Viral infections have more severe consequences in patients who have been exposed to cigarette smoke (CS) than in those not exposed to CS. For example, in chronic obstructive pulmonary disease (COPD), viruses cause more severe disease exacerbation, heightened inflammation, and accelerated loss of lung function compared with other causes of disease exacerbation. Symptomatology and mortality in influenza-infected smokers is also enhanced. To test the hypothesis that these outcomes are caused by CS-induced alterations in innate immunity, we defined the effects of CS on pathogen-associated molecular pattern-induced (PAMP-induced) pulmonary inflammation and remodeling in mice. CS was found to enhance parenchymal and airway inflammation and apoptosis induced by the viral PAMP poly(I:C). CS and poly(I:C) also induced accelerated emphysema and airway fibrosis. The effects of a combination of CS and poly(I:C) were associated with early induction of type I IFN and IL-18, later induction of IL-12/IL-23 p40 and IFN-gamma, and the activation of double-stranded RNA-dependent protein kinase (PKR) and eukaryotic initiation factor-2alpha (eIF2alpha).
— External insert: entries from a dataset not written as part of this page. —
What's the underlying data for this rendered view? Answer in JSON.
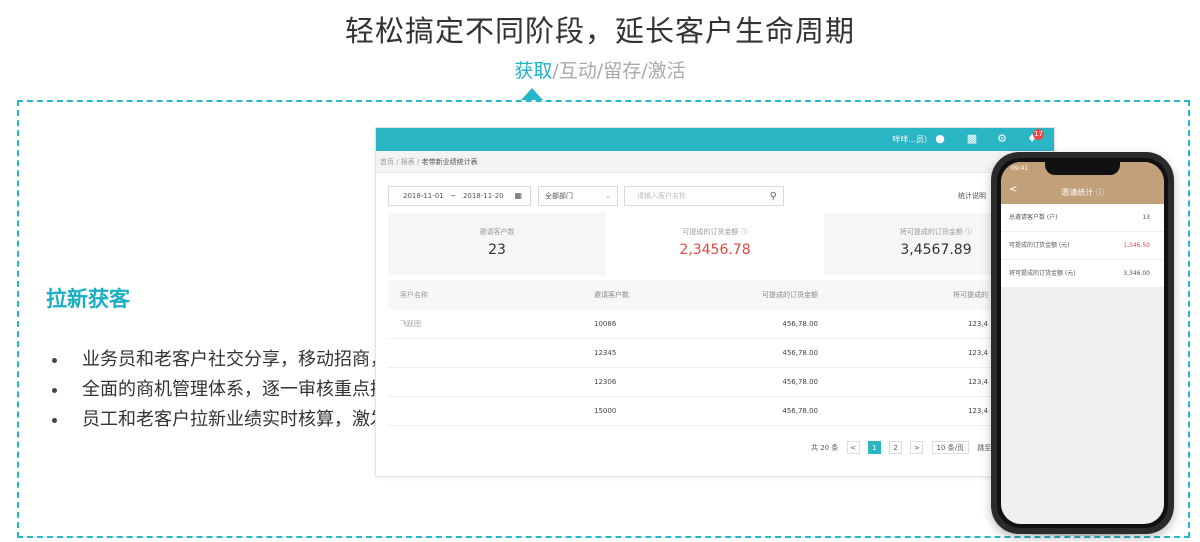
{
  "header": {
    "title": "轻松搞定不同阶段，延长客户生命周期",
    "tabs": [
      {
        "label": "获取",
        "active": true
      },
      {
        "label": "互动",
        "active": false
      },
      {
        "label": "留存",
        "active": false
      },
      {
        "label": "激活",
        "active": false
      }
    ],
    "separator": "/"
  },
  "section": {
    "title": "拉新获客",
    "bullets": [
      "业务员和老客户社交分享，移动招商，轻松获客",
      "全面的商机管理体系，逐一审核重点推进",
      "员工和老客户拉新业绩实时核算，激发拓客积极性"
    ]
  },
  "dashboard": {
    "user": "咩咩...员）",
    "badge": "17",
    "breadcrumb": [
      "首页",
      "报表",
      "老带新业绩统计表"
    ],
    "filters": {
      "date_from": "2018-11-01",
      "date_sep": "~",
      "date_to": "2018-11-20",
      "dept": "全部部门",
      "search_placeholder": "请输入客户名称",
      "help": "统计说明"
    },
    "stats": [
      {
        "label": "邀请客户数",
        "value": "23"
      },
      {
        "label": "可提成的订货金额 ⓘ",
        "value": "2,3456.78"
      },
      {
        "label": "将可提成的订货金额 ⓘ",
        "value": "3,4567.89"
      }
    ],
    "table": {
      "headers": [
        "客户名称",
        "邀请客户数",
        "可提成的订货金额",
        "将可提成的"
      ],
      "rows": [
        [
          "飞跃团",
          "10086",
          "456,78.00",
          "123,4"
        ],
        [
          "",
          "12345",
          "456,78.00",
          "123,4"
        ],
        [
          "",
          "12306",
          "456,78.00",
          "123,4"
        ],
        [
          "",
          "15000",
          "456,78.00",
          "123,4"
        ]
      ]
    },
    "pager": {
      "total": "共 20 条",
      "prev": "<",
      "pages": [
        "1",
        "2"
      ],
      "next": ">",
      "size": "10 条/页",
      "goto": "跳至"
    }
  },
  "phone": {
    "status": "09:41",
    "title": "邀请统计 ⓘ",
    "back": "<",
    "rows": [
      {
        "label": "总邀请客户数 (户)",
        "value": "13",
        "red": false
      },
      {
        "label": "可提成的订货金额 (元)",
        "value": "1,346.50",
        "red": true
      },
      {
        "label": "将可提成的订货金额 (元)",
        "value": "3,346.00",
        "red": false
      }
    ]
  }
}
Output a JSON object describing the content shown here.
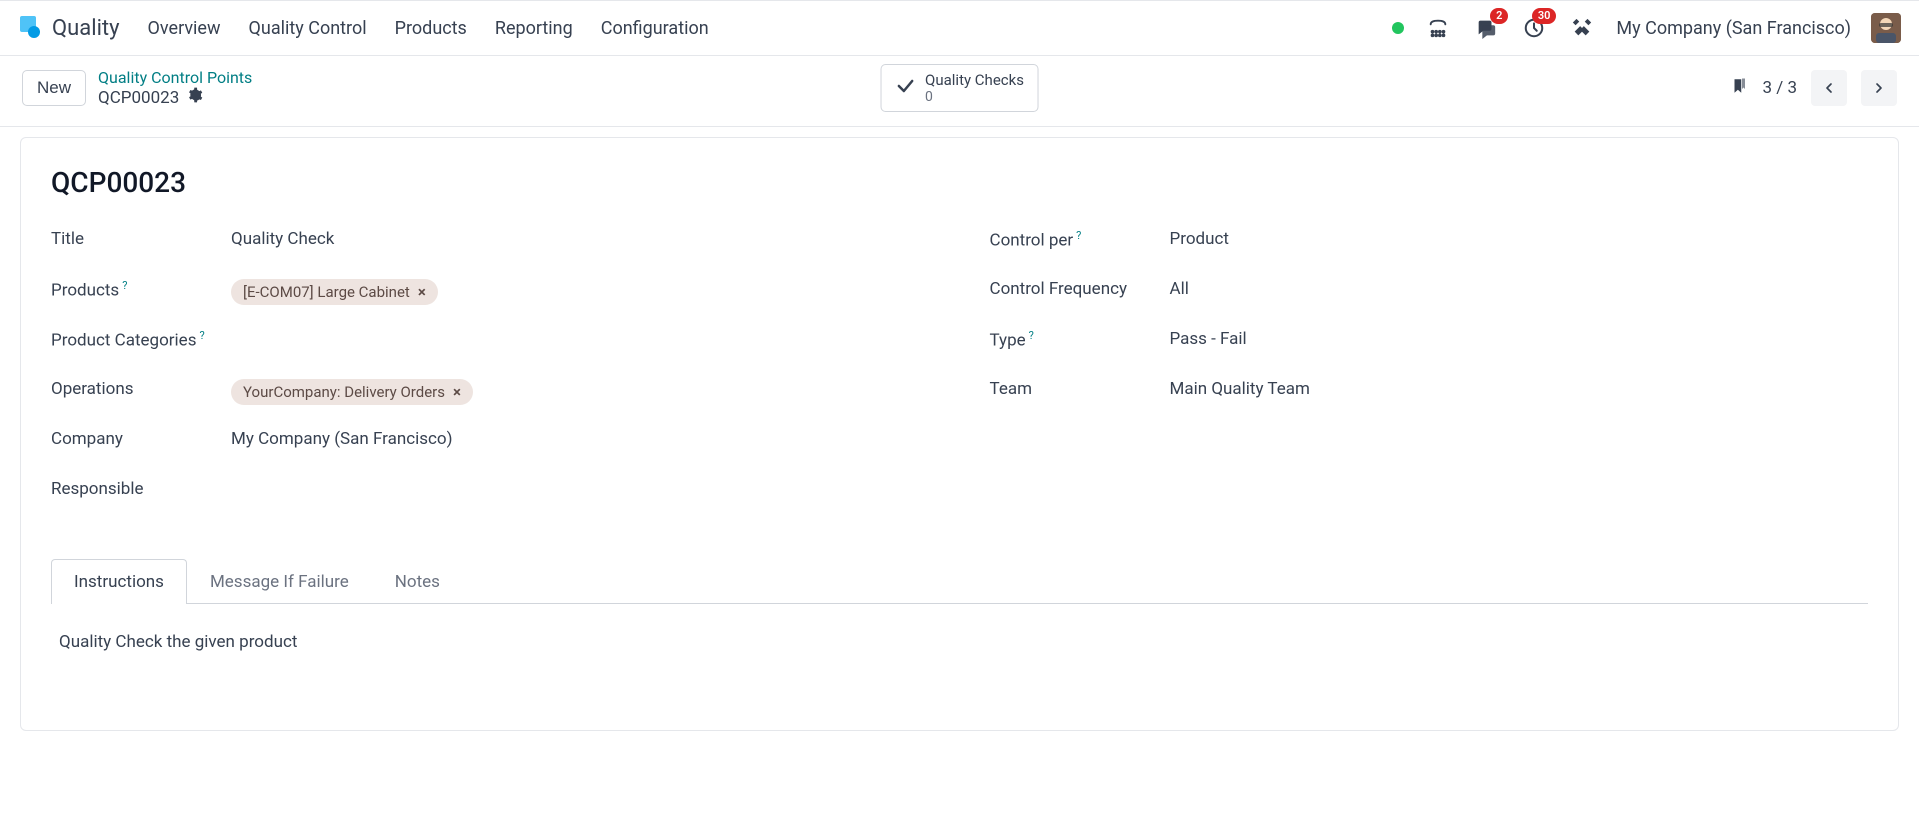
{
  "app_name": "Quality",
  "nav": {
    "items": [
      "Overview",
      "Quality Control",
      "Products",
      "Reporting",
      "Configuration"
    ]
  },
  "header": {
    "messages_badge": "2",
    "activities_badge": "30",
    "company": "My Company (San Francisco)"
  },
  "control": {
    "new_label": "New",
    "breadcrumb_parent": "Quality Control Points",
    "breadcrumb_current": "QCP00023",
    "stat_label": "Quality Checks",
    "stat_value": "0",
    "pager": "3 / 3"
  },
  "record": {
    "name": "QCP00023",
    "fields_left": {
      "title_label": "Title",
      "title_value": "Quality Check",
      "products_label": "Products",
      "products_tag": "[E-COM07] Large Cabinet",
      "product_categories_label": "Product Categories",
      "operations_label": "Operations",
      "operations_tag": "YourCompany: Delivery Orders",
      "company_label": "Company",
      "company_value": "My Company (San Francisco)",
      "responsible_label": "Responsible"
    },
    "fields_right": {
      "control_per_label": "Control per",
      "control_per_value": "Product",
      "control_frequency_label": "Control Frequency",
      "control_frequency_value": "All",
      "type_label": "Type",
      "type_value": "Pass - Fail",
      "team_label": "Team",
      "team_value": "Main Quality Team"
    }
  },
  "tabs": {
    "items": [
      "Instructions",
      "Message If Failure",
      "Notes"
    ],
    "instructions_content": "Quality Check the given product"
  }
}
Further analysis using mice lacking specific proteins indicated a role for TLR3-dependent and -independent pathways as well as a pathway or pathways that are dependent on mitochondrial antiviral signaling protein (MAVS), IL-18Ralpha, IFN-gamma, and PKR. Importantly, CS enhanced the effects of influenza but not other agonists of innate immunity in a similar fashion. These studies demonstrate that CS selectively augments the airway and alveolar inflammatory and remodeling responses induced in the murine lung by viral PAMPs and viruses.